I am modelling a, so far uncontrolled, satellite in MATLAB , along with its attitude. I have been researching about this matter and found that quaternions are the way to go , since they don't have singularities. My goal was to get angular velocities in each axis (body frame) from the satellite motion equations :
$$I \frac{\partial ^2\theta}{\partial t^2} + \frac{\partial \theta}{\partial t} \times I \frac{\partial \theta}{\partial t} = \sum \tau$$
From which I got the angular velocity in each axis for every step of my simulation.
I then computed the attitude quaternions using a formula I saw here :
$$ q_{new} = q_{old} + \frac{dt}{2} \cdot \omega \cdot q_{old} ,$$ in which $ \omega\ $ is the angular velocity.
It seemed to work well but when I computed the Euler angles, using this : \begin{align} \phi &= atan2 (2(q_0q_1 + q_2q_3), 1- 2(q_1^2+q_2^2)) \\ \theta &= asin (2(q_0q_2-q_3q_1)) \\ \psi &= atan2 (2(q_0q_3+q_1q_2), 1-2 (q_2^2+q_3q_1)) \end{align}
I got complex results in the pitch axis (outside the domain of the $asin$ function), which means something is obviously wrong but I can't think of any solution besides trying randomly until something makes sense. I even tried to divide the angular velocity by its norm but it didn't help.
Does anyone know which of my steps is wrong? I hope I was clear enough.
Thanks in advance, Hugo
I'm somewhat leery of taking the statements in the source of the equation at face value. I don't think they're explained very well.

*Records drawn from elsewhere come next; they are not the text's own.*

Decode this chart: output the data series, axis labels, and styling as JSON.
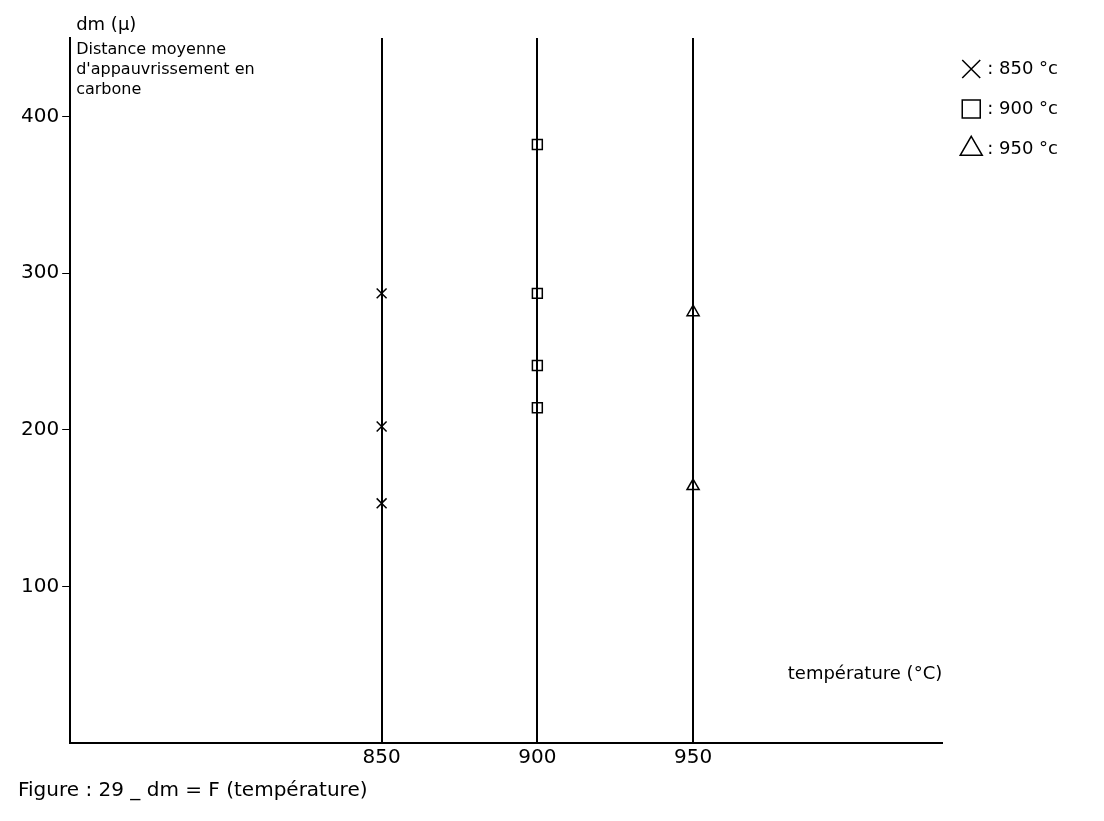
{
  "chart_data": {
    "type": "scatter",
    "title": "Figure : 29 _ dm = F (température)",
    "xlabel": "température (°C)",
    "ylabel": "dm (µ)",
    "annotations": [
      "Distance moyenne d'appauvrissement en carbone"
    ],
    "xlim": [
      750,
      1030
    ],
    "xticks": [
      850,
      900,
      950
    ],
    "ylim": [
      0,
      450
    ],
    "yticks": [
      100,
      200,
      300,
      400
    ],
    "grid": "x",
    "legend": "top right",
    "series": [
      {
        "name": ": 850 °c",
        "color": "#000000",
        "marker": "cross",
        "x": [
          850,
          850,
          850
        ],
        "values": [
          287,
          202,
          153
        ]
      },
      {
        "name": ": 900 °c",
        "color": "#000000",
        "marker": "square",
        "x": [
          900,
          900,
          900,
          900
        ],
        "values": [
          382,
          287,
          241,
          214
        ]
      },
      {
        "name": ": 950 °c",
        "color": "#000000",
        "marker": "triangle",
        "x": [
          950,
          950
        ],
        "values": [
          275,
          164
        ]
      }
    ]
  }
}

Extracting a factor of $q_\text{old}$ on the right-hand side of the equation you used, we get
$$ q_\text{new} = q_\text{old} + \frac t2 \mathbf\omega \,q_\text{old} = \left(1 + \frac t2 \mathbf\omega\right) q_\text{old}. $$
The composition of rotations in quaternions (what you're trying to do here) is accomplished by multiplication of one unit quaternion (in this case $q_\text{old}$) by another unit quaternion. In the equation above we multiply $q_\text{old}$ by $1 + \frac t2 \mathbf\omega,$ which is a quaternion but not a unit quaternion (unless $t=0$ or $\mathbf\omega=0$).
I think the exact formula for a constant rotation $\mathbf\omega$ for time $t$ is actually
$$ q_\text{new} = \exp\left(\frac t2 \mathbf\omega\right) q_\text{old}, $$
using the exponential function $\exp(\cdot).$ The expression $1 + \frac t2 \mathbf\omega$ is a truncated Taylor series of $\exp\left(\frac t2 \mathbf\omega\right),$ that is, a first-order approximation. If $\frac t2 \mathbf\omega$ is very small then it's a reasonably good approximation, so if you take very small steps and renormalize the result (scale it down to make it a unit quaternion again) after every step, you'll get better results.
An alternative approximation of the exponential function (adapted from the comments) is
$$ \frac{1 + (t/4) \mathbf\omega}{1 − (t/4) \mathbf\omega} =\frac{(1 + (t/4) \mathbf\omega)^2} {1+\lvert \mathbf\omega \rvert^2\,t^2/16}. $$
This is mathematically a unit quaternion, so you should not have to "normalize" the result. Be aware, however, that due to the inherent inaccuracies of floating-point arithmetic, when you do this on a computer you may get a result for a computation such as $2(q_0q_2 - q_3q_1)$ that is ever so slightly greater than $1$ or less than $-1.$ You can set $\theta$ to $\pm\frac\pi2$ in those cases. (On the other hand if you get something like $1.01$ then there is probably still some error in the formulas or their implementation.)